For each row, search for relevant events in Wazuh and confirm which log source provides the data. Note the specific Wazuh fields where you found each piece of information.


Part 6: Write the CISO Brief

Write a 1-page brief answering the CISO's question: "What are we missing without Sysmon?"

Structure your brief:

  1. Executive Summary (2-3 sentences): What visibility gap exists
  2. Top 3 Detection Gaps: Specific attack types that standard logging misses
  3. Evidence: Reference specific events from your lab showing the difference
  4. Recommendation: Deploy Sysmon with a specific configuration focus

Deliverable Checklist

Before completing the lab, ensure you have:

  • Process Creation Analysis — compared Sysmon Event 1 vs. Windows 4688 for at least 3 events
  • Network Connection Analysis — found Sysmon Event 3 events and identified the connecting process
  • File/Registry Analysis — searched for Event 11 and Event 13 in suspicious locations
  • Visibility Comparison Matrix — completed for all 12 attack techniques
  • CISO Brief — 1-page document with evidence-backed recommendations

Key Takeaways

  • Standard Windows Security logs provide authentication and high-level system events
  • Sysmon adds process command lines, parent-child chains, network connections with process context, file creation, and registry modifications
  • The combination of Windows Security + Sysmon provides near-complete endpoint visibility
  • Process + Network correlation (which program made which connection) is the single most valuable Sysmon capability for SOC analysts
  • Without Sysmon, most fileless malware, living-off-the-land attacks, and lateral movement go undetected

What's Next

You've completed the SIEM Mastery module. In Module 3 — OS Internals, you'll dive deeper into the operating system artifacts that Sysmon monitors — processes, registry, file systems, and event logs — learning to investigate them directly on endpoints.

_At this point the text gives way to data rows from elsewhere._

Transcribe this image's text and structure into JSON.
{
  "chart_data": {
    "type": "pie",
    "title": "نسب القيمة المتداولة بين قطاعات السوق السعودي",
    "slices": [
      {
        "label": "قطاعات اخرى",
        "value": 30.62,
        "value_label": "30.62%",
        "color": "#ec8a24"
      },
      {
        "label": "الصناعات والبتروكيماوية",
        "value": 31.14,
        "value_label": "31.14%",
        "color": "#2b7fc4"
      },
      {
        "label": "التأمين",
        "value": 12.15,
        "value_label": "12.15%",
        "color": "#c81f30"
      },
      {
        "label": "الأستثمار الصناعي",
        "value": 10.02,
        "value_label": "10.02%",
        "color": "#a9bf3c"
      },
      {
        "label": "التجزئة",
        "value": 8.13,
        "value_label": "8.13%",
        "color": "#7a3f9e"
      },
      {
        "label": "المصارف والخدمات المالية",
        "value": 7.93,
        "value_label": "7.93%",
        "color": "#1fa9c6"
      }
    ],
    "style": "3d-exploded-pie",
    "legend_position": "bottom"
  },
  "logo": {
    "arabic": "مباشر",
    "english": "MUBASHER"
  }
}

Lab Challenge: Sysmon Visibility Boost

10 questions · 70% to pass

1

Search for Sysmon Event ID 1 on WIN-SERVER-01. What field contains the full command line including all arguments of the executed process?

2

Sysmon Event ID 3 shows network connections. What critical context does it provide that standard firewall logs do NOT?

3

Compare Windows Event 4688 (Process Creation) with Sysmon Event 1 (Process Creation). Which critical field is available in Sysmon but NOT in standard 4688?

4

You search for Sysmon Event 13 (Registry Value Set) with targetObject containing 'CurrentVersion\Run'. What attack technique does this detect?

5

A Sysmon Event 1 shows: parentImage: 'C:\Program Files\Microsoft Office\WINWORD.EXE', image: 'C:\Windows\System32\cmd.exe'. Why is this parent-child relationship suspicious?

6

Which Sysmon Event ID would detect an attacker using DLL sideloading — placing a malicious DLL in the same directory as a legitimate application?

7

You filter for outbound connections (Event 3, initiated: true) excluding ports 80, 443, and 53. A result shows svchost.exe connecting to an external IP on port 4445. What should you investigate?

8

Sysmon Event 11 (File Created) shows a file created at 'C:\Users\admin\AppData\Local\Temp\update.exe' by the process 'powershell.exe'. What two indicators make this suspicious?

9

Without Sysmon, a 'living-off-the-land' attack using only built-in Windows tools (PowerShell, certutil, bitsadmin) would be nearly invisible. Which Sysmon Event ID is MOST critical for detecting this type of attack?

10

Based on your visibility comparison matrix, how many of the 12 common attack techniques are ONLY detectable with Sysmon (not by Windows Security logs alone)?